Democrats: Benghazi committee interviews discredit GOP claims about Clinton
Ahead of Hillary Clinton's appearance before the Select Committee on Benghazi later this week, House Democrats released a report Monday concluding that interviews conducted by the panel discredit GOP claims about Clinton's actions during the 2012 attacks.
"This report shows that no witnesses we interviewed substantiated these wild Republican conspiracy theories about Secretary Clinton and Benghazi. It's time to bring this taxpayer-funded fishing expedition to an end," Ranking Member Elijah Cummings, D-Maryland, said in a statement accompanying the 146-page report.
Following through on a recent threat, the Democrats released excerpts from the panel's 54 interviews, but still called on Chairman Trey Gowdy, R-South Carolina, to release full transcripts and depositions.
Only two of the interviewed witnesses were named -- Cheryl Mills, chief of staff to Clinton at the State Department, and Jake Sullivan, who was Clinton's deputy chief of staff.
The committee interviewed Clinton's longtime aide, Huma Abedin, on Friday.
Based on 54 interviews, the Democrats said the committee found no evidence that Clinton ordered the military to stand down on the night of the attacks, no evidence she personally approved a reduction in security before the attacks and no evidence Clinton or her aides oversaw an operation to scrub or destroy documents related to Benghazi, among other findings.
Documents obtained by the committee confirmed Clinton's earlier testimony about her actions that night, the report said, as did the interviews with Mills and Sullivan.
After Clinton learned about the attack in the afternoon of Sep. 11, 2012, for example, the report said Clinton held a phone call with then-Libyan President Mohammed Magariaf, a conference call with her closest State Department aides and a secure video teleconference with the White House and agency officials about the U.S. consulate in Benghazi.
Mills told the panel that she remembers during the video teleconference, Clinton "said we need to be taking whatever steps we can, to do whatever we can to secure our people" and said she remembered President Obama being 100 percent behind whatever needed to be done, the report said.
The committee also asked Mills a series of questions regarding allegations claiming she was involved in a scrubbing of Benghazi-related documents before materials were handed over to the Accountability Review Board.
Asked if she had any evidence that anyone at the State Department removed or scrubbed damaging documents, Mills replied, "I don't."
Unnamed principal officers and diplomatic security agents who served in Benghazi during the fall of 2012 also told the committee that they had no evidence that Clinton ordered then-Defense Secretary Leon Panetta to stand down during the night of the attacks, the report said.
The committee also interviewed officers and agents who were not in Benghazi during the attacks as well as Clinton's speechwriters at the State Department, U.S. representatives to the United Nations and a former U.S. ambassador to Libya.
Many witnesses were asked whether they had evidence showing Clinton ordered Panetta to stand down and whether they had evidence that the Pentagon had military assets that night that were intentionally not used, according to the Democrats' report.
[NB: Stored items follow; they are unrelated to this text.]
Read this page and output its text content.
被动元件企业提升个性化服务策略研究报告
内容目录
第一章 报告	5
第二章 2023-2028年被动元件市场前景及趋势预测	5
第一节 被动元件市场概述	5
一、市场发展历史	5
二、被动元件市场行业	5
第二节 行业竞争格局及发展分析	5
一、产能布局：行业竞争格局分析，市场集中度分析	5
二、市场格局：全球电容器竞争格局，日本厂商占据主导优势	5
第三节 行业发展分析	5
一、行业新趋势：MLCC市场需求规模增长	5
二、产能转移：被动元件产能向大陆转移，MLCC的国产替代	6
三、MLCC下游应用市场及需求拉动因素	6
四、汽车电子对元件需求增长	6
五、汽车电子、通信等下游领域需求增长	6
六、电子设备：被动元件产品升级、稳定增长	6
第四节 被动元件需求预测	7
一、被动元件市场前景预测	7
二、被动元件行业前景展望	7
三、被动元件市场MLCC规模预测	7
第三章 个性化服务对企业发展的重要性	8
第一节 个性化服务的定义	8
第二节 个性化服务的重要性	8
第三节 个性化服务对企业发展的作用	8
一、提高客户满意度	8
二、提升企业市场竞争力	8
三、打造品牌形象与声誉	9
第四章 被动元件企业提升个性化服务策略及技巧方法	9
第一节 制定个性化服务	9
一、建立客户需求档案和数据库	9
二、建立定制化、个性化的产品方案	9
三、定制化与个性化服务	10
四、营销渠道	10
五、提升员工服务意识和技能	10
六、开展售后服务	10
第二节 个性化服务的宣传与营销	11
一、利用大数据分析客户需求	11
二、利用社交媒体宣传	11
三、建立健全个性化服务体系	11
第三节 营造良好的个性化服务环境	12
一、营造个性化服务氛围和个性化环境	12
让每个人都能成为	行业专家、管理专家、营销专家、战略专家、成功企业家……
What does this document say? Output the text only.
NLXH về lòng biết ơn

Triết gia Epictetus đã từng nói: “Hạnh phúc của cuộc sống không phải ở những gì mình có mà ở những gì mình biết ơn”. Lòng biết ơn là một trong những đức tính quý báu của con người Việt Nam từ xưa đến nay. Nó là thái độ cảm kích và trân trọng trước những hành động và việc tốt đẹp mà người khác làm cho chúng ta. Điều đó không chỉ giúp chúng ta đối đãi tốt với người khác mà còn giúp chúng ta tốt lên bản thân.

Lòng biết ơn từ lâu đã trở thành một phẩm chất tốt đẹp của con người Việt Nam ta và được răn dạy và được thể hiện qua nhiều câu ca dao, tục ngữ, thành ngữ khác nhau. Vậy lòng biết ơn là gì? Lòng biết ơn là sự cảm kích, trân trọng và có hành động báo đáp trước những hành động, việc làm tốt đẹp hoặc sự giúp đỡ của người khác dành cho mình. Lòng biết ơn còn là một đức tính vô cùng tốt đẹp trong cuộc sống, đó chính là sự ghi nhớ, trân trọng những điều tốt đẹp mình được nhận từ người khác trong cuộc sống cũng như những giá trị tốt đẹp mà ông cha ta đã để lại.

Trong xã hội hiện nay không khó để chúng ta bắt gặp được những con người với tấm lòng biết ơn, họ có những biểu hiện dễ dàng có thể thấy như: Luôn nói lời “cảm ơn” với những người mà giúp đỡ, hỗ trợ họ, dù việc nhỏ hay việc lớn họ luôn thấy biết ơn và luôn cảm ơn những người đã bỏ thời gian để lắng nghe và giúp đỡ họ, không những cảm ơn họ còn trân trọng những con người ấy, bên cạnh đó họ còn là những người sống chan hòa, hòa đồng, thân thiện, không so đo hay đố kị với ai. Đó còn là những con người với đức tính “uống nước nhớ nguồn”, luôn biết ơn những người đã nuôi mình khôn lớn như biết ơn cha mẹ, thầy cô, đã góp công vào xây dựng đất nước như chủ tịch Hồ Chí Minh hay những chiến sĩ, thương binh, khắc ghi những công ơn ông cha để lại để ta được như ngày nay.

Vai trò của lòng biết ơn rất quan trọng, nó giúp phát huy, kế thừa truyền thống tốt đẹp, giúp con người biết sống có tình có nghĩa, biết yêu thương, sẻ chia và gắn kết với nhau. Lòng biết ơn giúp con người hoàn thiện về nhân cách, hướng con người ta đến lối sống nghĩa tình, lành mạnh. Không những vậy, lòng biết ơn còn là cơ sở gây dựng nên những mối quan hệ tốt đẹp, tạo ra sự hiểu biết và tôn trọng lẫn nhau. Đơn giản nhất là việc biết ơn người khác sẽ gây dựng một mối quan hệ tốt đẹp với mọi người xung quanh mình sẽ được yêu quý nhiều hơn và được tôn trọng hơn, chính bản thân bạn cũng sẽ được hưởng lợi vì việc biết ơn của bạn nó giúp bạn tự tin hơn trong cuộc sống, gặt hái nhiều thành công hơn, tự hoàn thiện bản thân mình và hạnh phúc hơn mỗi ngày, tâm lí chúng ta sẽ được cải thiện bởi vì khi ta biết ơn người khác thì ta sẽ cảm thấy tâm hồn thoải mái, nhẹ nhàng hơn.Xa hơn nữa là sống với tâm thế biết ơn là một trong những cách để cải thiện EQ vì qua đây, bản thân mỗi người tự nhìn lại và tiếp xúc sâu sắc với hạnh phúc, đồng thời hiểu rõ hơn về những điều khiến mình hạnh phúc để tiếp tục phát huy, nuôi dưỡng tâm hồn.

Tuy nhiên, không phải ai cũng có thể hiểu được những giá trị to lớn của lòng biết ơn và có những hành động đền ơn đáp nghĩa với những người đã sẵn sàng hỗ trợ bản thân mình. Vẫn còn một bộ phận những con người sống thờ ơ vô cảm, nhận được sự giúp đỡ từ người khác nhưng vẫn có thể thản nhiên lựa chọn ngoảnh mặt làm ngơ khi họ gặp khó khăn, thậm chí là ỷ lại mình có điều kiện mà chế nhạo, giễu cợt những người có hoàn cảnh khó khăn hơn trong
All of the witnesses said they did not have any such evidence.
But Gowdy spokesman Jamal Ware said Democrats are jumping to conclusions, and he rejected the notion that the panel is focused on Clinton.
"As Chairman Gowdy said this weekend, the past 18 months of the investigation conducted by the majority Members has not been about Clinton, it has been about the four brave Americans we lost in Benghazi," he said.
Ware said the report is "further proof" that the Democrats are more obsessed with "covering for Hillary Clinton" than they are investigating the 2012 attacks.
But in their report, the Democrats pointed to recent TV interviews with Republicans who suggested the purpose of the committee is to take down the Democratic presidential frontrunner.
"When Republican Majority Leader Kevin McCarthy admitted on national television that Republicans have been using millions of taxpayer dollars to damage Secretary Clinton's campaign for president, he crystallized in one moment the ground truth of this investigation," the report said.
On CBS's "Face the Nation" on Sunday, Gowdy said McCarthy and other Republicans should "Shut up talking about things that you don't know anything about."
Clinton is set to testify before the committee on Thursday.